Cette manipulation du religieux va certes se retourner contre ses auteurs, mais la guerre au terrorisme par le déploiement d’armées permet aussi de donner de la crédibilité à la thèse fantaisiste de Huntington d’un choc de civilisation.

Le second fait majeur est la confiscation de la grande révolution populaire iranienne de 1979 par une partie du clergé musulman d’obédience chiite. L’Imam Khomeiny est alors invité à s’installer à Neauphle le Château, proche de Paris, où les médias occidentaux relayent quotidiennement ses discours et sermons contre le chah d’Iran dont le régime est encore reconnu par tous les Etats. En réalité, les Etats-Unis, qui savent que le chah est gravement malade, craignent une prise de pouvoir communiste et nationaliste en Iran. Ils ont donc recours à un religieux, par définition anticommuniste, pour récupérer ce vaste mouvement populaire avant que les grands partis politiques anti-impérialistes et nationalistes ne soient en mesure de prendre le pouvoir. La fausse appellation de «révolution religieuse» iranienne sera inventée par le philosophe français Michel Foucauld qui vantera de façon surprenante les mérites d’un pouvoir religieux qui apporterait selon lui de la spiritualité dans la gestion politique des sociétés. Le régime politique dit «islamique» qui sera instauré en Iran par Khomeiny constitue une nouveauté quelque peu détonante. Il mêle des principes de droit constitutionnel moderne avec une innovation totale sur le plan de la théologie politique islamique, y compris celle de la branche chiite de l’Islam, à savoir celle d’un contrôle des religieux sur le fonctionnement des pouvoirs politiques.

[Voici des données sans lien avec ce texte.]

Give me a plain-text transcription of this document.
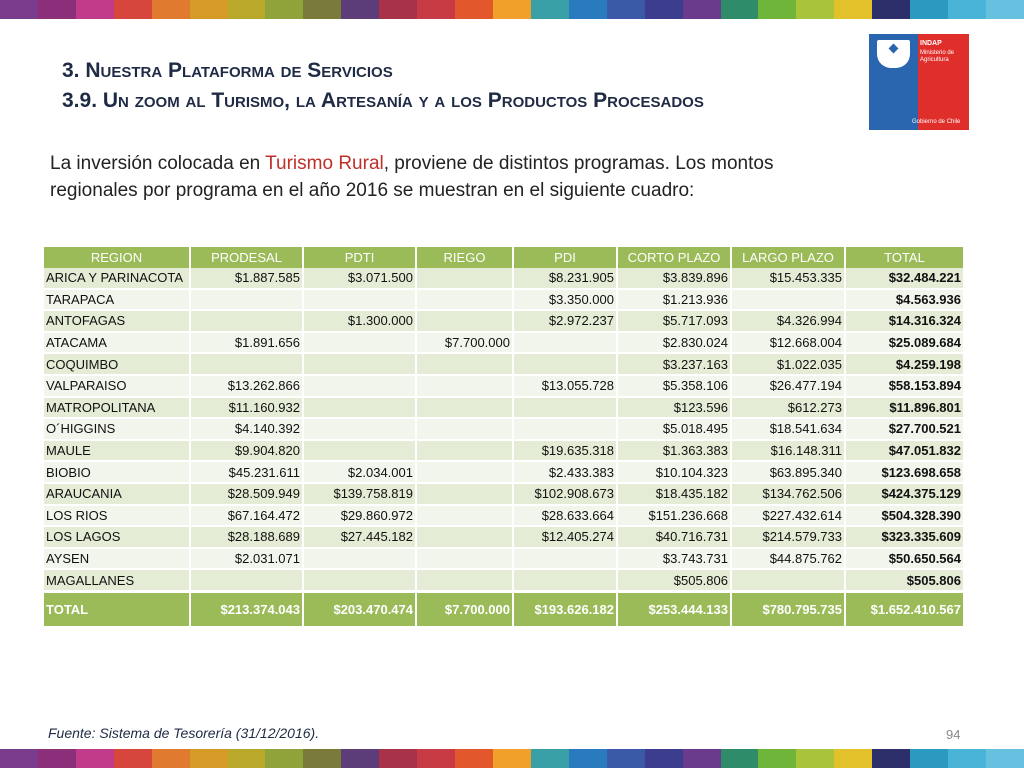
3. Nuestra Plataforma de Servicios
3.9. Un zoom al Turismo, la Artesanía y a los Productos Procesados
INDAP
Ministerio de Agricultura
Gobierno de Chile
La inversión colocada en Turismo Rural, proviene de distintos programas. Los montos regionales por programa en el año 2016 se muestran en el siguiente cuadro:
REGION	PRODESAL	PDTI	RIEGO	PDI	CORTO PLAZO	LARGO PLAZO	TOTAL
ARICA Y PARINACOTA	$1.887.585	$3.071.500		$8.231.905	$3.839.896	$15.453.335	$32.484.221
TARAPACA				$3.350.000	$1.213.936		$4.563.936
ANTOFAGAS		$1.300.000		$2.972.237	$5.717.093	$4.326.994	$14.316.324
ATACAMA	$1.891.656		$7.700.000		$2.830.024	$12.668.004	$25.089.684
COQUIMBO					$3.237.163	$1.022.035	$4.259.198
VALPARAISO	$13.262.866			$13.055.728	$5.358.106	$26.477.194	$58.153.894
MATROPOLITANA	$11.160.932				$123.596	$612.273	$11.896.801
O´HIGGINS	$4.140.392				$5.018.495	$18.541.634	$27.700.521
MAULE	$9.904.820			$19.635.318	$1.363.383	$16.148.311	$47.051.832
BIOBIO	$45.231.611	$2.034.001		$2.433.383	$10.104.323	$63.895.340	$123.698.658
ARAUCANIA	$28.509.949	$139.758.819		$102.908.673	$18.435.182	$134.762.506	$424.375.129
LOS RIOS	$67.164.472	$29.860.972		$28.633.664	$151.236.668	$227.432.614	$504.328.390
LOS LAGOS	$28.188.689	$27.445.182		$12.405.274	$40.716.731	$214.579.733	$323.335.609
AYSEN	$2.031.071				$3.743.731	$44.875.762	$50.650.564
MAGALLANES					$505.806		$505.806
TOTAL	$213.374.043	$203.470.474	$7.700.000	$193.626.182	$253.444.133	$780.795.735	$1.652.410.567
Fuente: Sistema de Tesorería (31/12/2016).	94
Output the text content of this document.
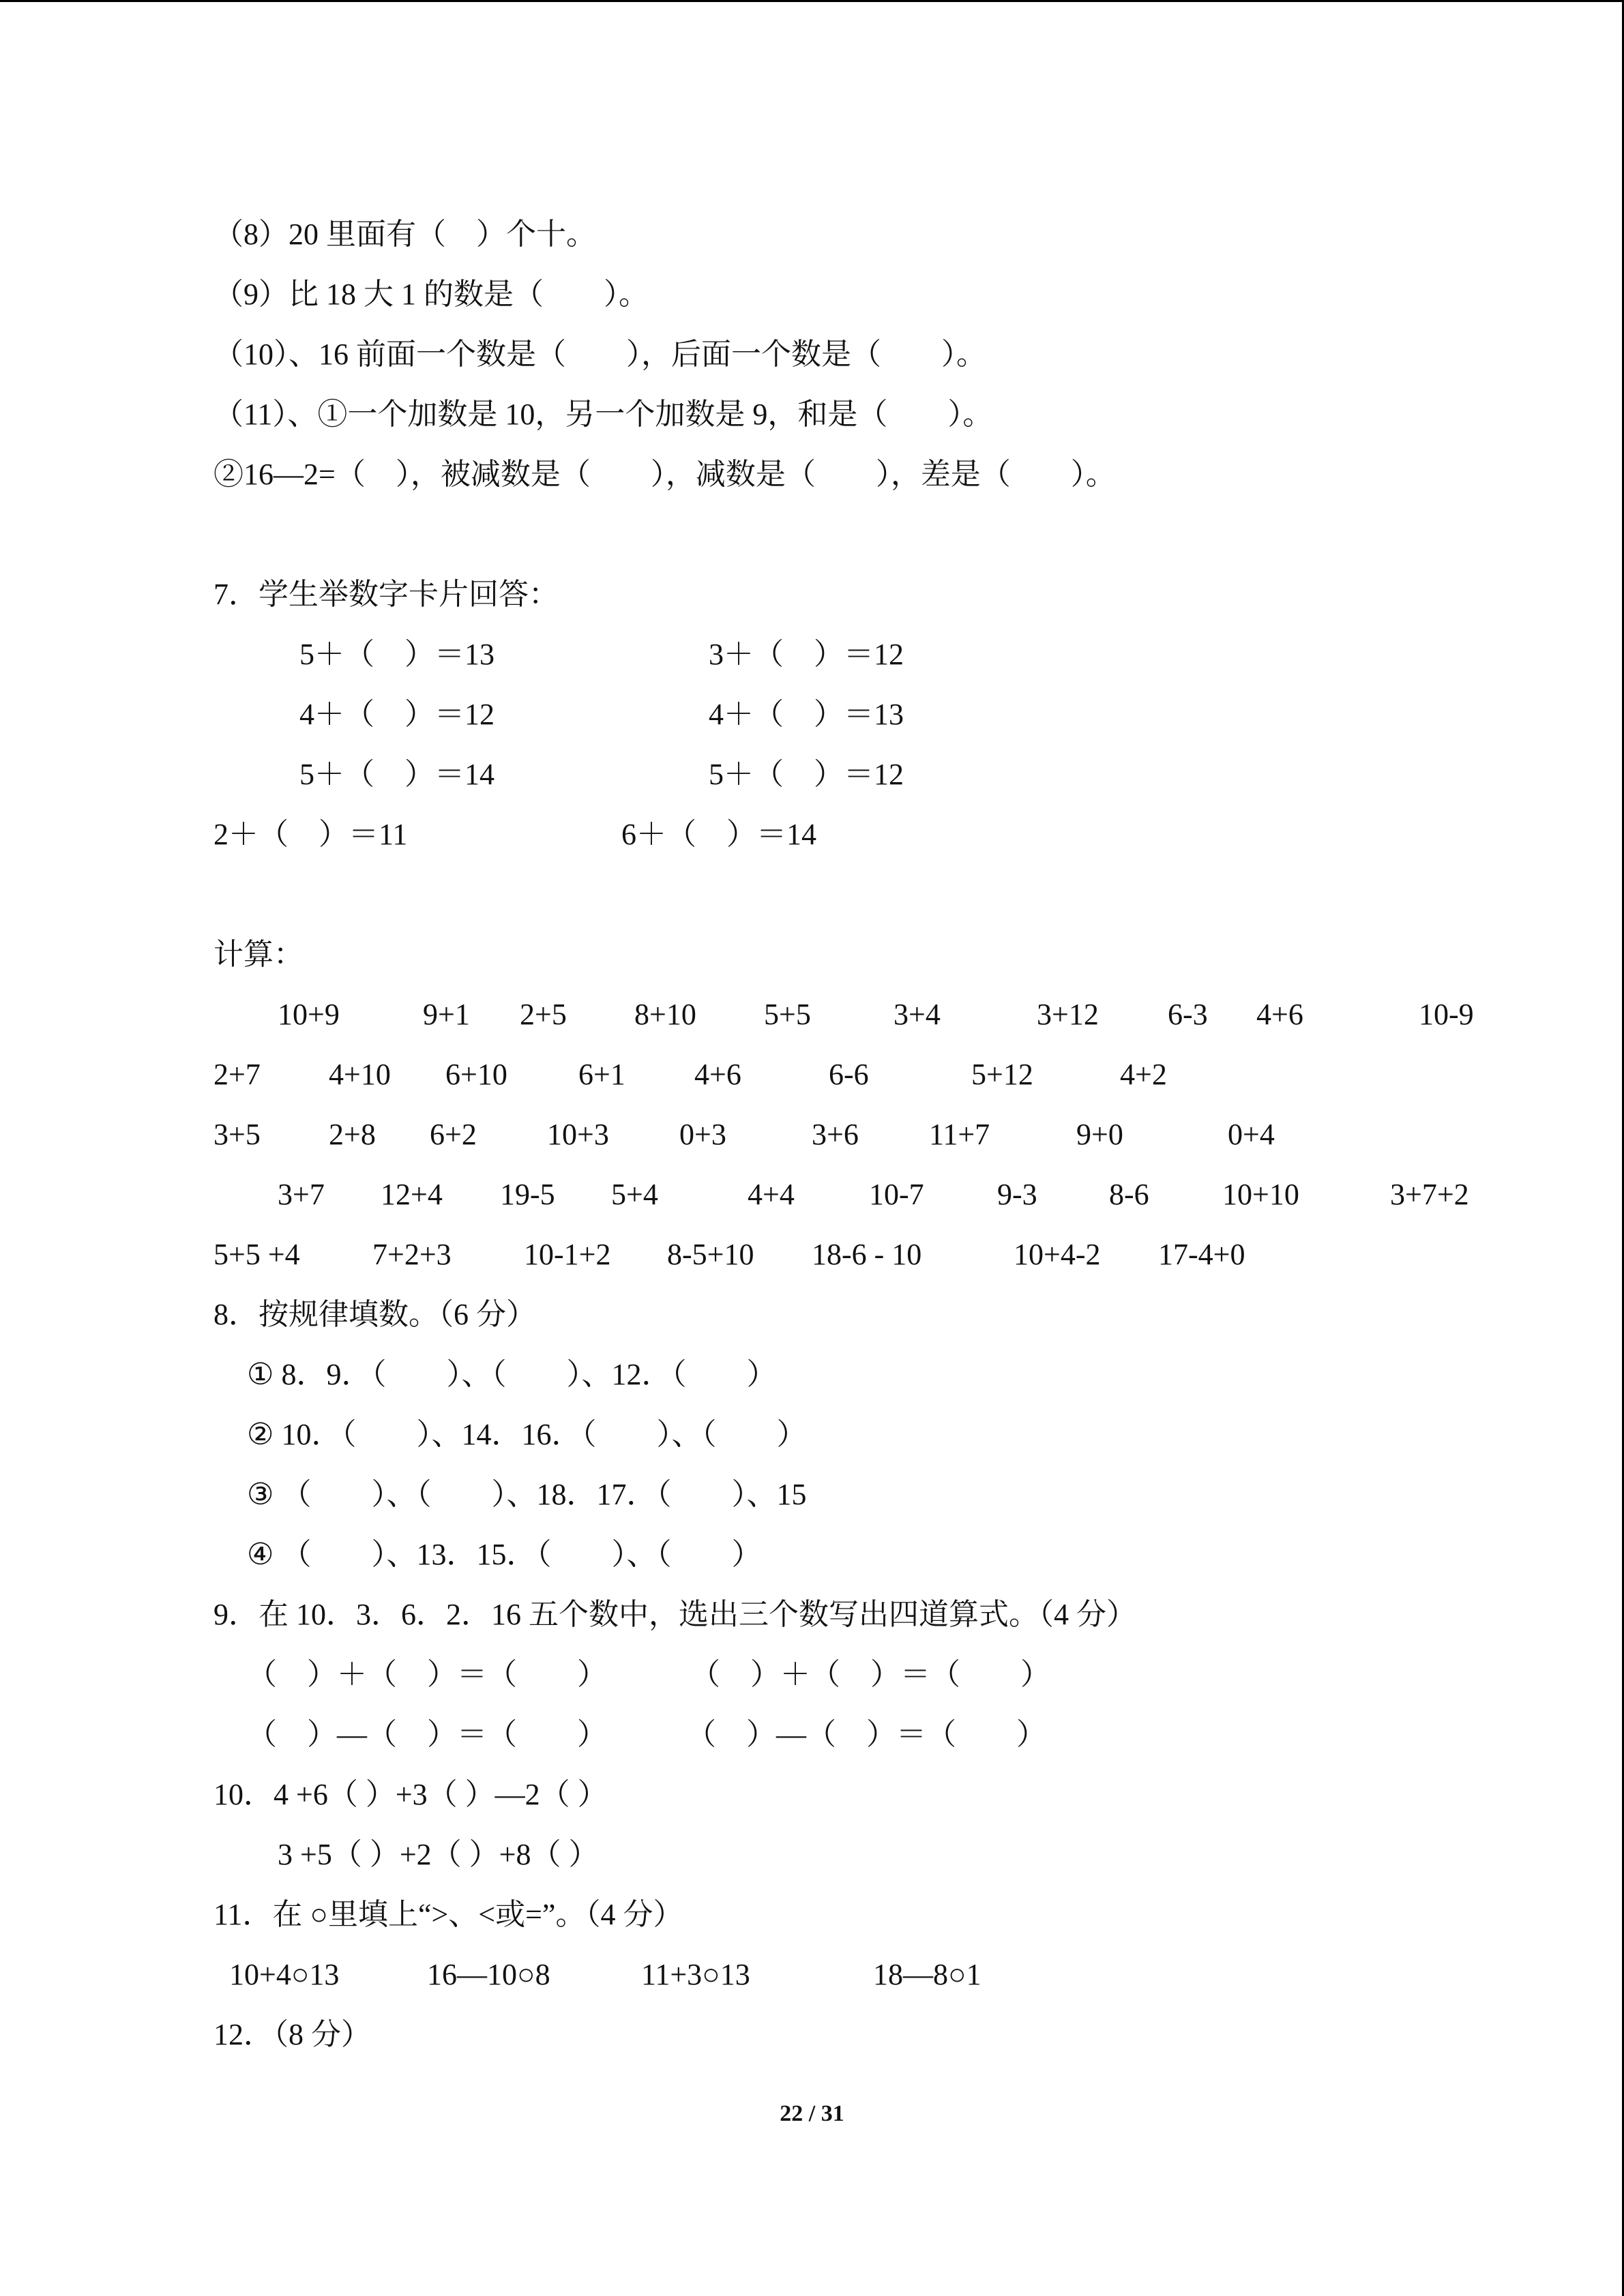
（8）20 里面有（　）个十。
（9）比 18 大 1 的数是（　　）。
（10）、16 前面一个数是（　　），后面一个数是（　　）。
（11）、①一个加数是 10，另一个加数是 9，和是（　　）。
②16—2=（　），被减数是（　　），减数是（　　），差是（　　）。
7．学生举数字卡片回答：
5＋（　）＝13	3＋（　）＝12
4＋（　）＝12	4＋（　）＝13
5＋（　）＝14	5＋（　）＝12
2＋（　）＝11	6＋（　）＝14
计算：
10+9	9+1 2+5 8+10 5+5	3+4	3+12 6-3 4+6	10-9
2+7 4+10 6+10 6+1 4+6	6-6	5+12	4+2
3+5 2+8 6+2 10+3 0+3	3+6 11+7	9+0	0+4
3+7 12+4 19-5 5+4	4+4 10-7 9-3 8-6 10+10	3+7+2
5+5 +4 7+2+3 10-1+2 8-5+10 18-6 - 10	10+4-2 17-4+0
8．按规律填数。（6 分）
① 8．9．（　　）、（　　）、12．（　　）
② 10．（　　）、14．16．（　　）、（　　）
③ （　　）、（　　）、18．17．（　　）、15
④ （　　）、13．15．（　　）、（　　）
9．在 10．3．6．2．16 五个数中，选出三个数写出四道算式。（4 分）
（　）＋（　）＝（　　）	（　）＋（　）＝（　　）
（　）—（　）＝（　　）	（　）—（　）＝（　　）
10．4 +6（ ）+3（ ）—2（ ）
3 +5（ ）+2（ ）+8（ ）
11．在 ○里填上“>、<或=”。（4 分）
10+4○13	16—10○8	11+3○13	18—8○1
12．（8 分）
22 / 31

Cette innovation aura de profondes répercussions dans le monde arabe où le désenchantement s’est développé, notamment depuis la disparition de Gamal Abdel Nasser, sur les échecs successifs des régimes politiques se réclamant du nationalisme arabe: incapacité à récupérer les territoires palestiniens occupés par Israël depuis la guerre perdue de 1967 et à assurer le retour des réfugiés palestiniens; rivalités interarabes généralisées, y compris entre la Syrie et l’Irak dont les deux régimes politiques se réclament de l’idéologie du nationalisme arabe, pratique très autoritaire du pouvoir dans les républiques se réclamant de l’idéologie nationaliste. Aussi, les diverses formes d’islam politique vont-elles avoir le vent en poupe dans les pays arabes. Les Frères musulmans égyptiens, marginalisés du temps de Gamal Abdel Nasser, sont favorisés sous le règne d’Anouar El Sadate qui signe la paix avec Israël en 1978. L’Arabie saoudite et d’autres principautés de la péninsule arabique prônent un renouveau islamique (sahouat ou en anglais «revival») dans tout le monde musulman qui se veut un antidote à l’idéologie du régime islamique iranien. L’Organisation des Etats islamiques qu’elle a créée au début de la décennie sert de plateforme d’expansion idéologique d’une altérité islamique qui est exaltée à l’encontre de l’idéologie des droits de l’homme et à la domination de la modernité politique issue de la philosophie des lumières et de la Révolution française.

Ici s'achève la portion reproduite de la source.